Blog

Tagged by 'marketing'

  • Over the last few months, I've been working away on a Kentico 9 EMS project. Very exciting indeed! Really pulling out all the stops on trying to make an amazing site in an EMS framework alongside the whole team at Syndicut.

    This week, I had to develop a custom built form to grab some user's information. Unfortunately, I was unable to use Kentico's Form Builder due to the requirement where the details had to be submitted to an external API, as well as utilising a custom design.

    One of the many benefits you get out-the-box from using the Kentico Form Builder is the ability to log marketing activity to the Contact Management area to store information on the visitors who view and interact with your site. By building a custom form, I was losing losing key data, such as: First Name, Last Name Email Address and Telephone No. - The base key criteria of turning an anonymous visitor to a person with some context.

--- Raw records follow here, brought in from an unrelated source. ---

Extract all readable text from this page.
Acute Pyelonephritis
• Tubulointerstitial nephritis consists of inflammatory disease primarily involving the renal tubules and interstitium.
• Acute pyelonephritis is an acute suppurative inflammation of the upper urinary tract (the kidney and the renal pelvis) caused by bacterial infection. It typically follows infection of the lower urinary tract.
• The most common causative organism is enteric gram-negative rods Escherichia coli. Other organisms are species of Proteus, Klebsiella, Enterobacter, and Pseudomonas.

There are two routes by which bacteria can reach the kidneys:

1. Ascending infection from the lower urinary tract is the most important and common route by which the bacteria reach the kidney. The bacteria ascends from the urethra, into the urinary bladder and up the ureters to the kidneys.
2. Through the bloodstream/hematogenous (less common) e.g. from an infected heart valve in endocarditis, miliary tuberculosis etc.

    To avoid this loss of data, I created a method that uses the CMS.OnlineMarketingContext class to allow you to manually update the current visitor information:

    /// <summary>
    /// Creates/Updates a contact in Kentico's Contact Management system.
    /// </summary>
    /// <param name="firstName">Visitors first name</param>
    /// <param name="lastName">Visitors last name</param>
    /// <param name="emailAddress">Visitors email address</param>
    /// <param name="businessPhone">Visitors business phone number</param>
    /// <param name="allowContactOverwrite">Overwrite existing contact fields with new information.</param>
    public static void SetMarketingContact(string firstName, string lastName, string emailAddress, string businessPhone, bool allowContactOverwrite = false)
    {
        ContactInfo existingContact = OnlineMarketingContext.GetCurrentContact();
                
        // Update an existing contact or create a new one if no existing contact exists.
        if (existingContact != null)
        {
            existingContact.ContactFirstName = firstName;
            existingContact.ContactLastName = lastName;
            existingContact.ContactEmail = emailAddress;
            existingContact.ContactBusinessPhone = businessPhone;
    
            if (allowContactOverwrite)
                existingContact.Update();
        }
    }
    

    My code only shows a handful of fields that I am updating, but the "ContactInfo" class provides access to many more.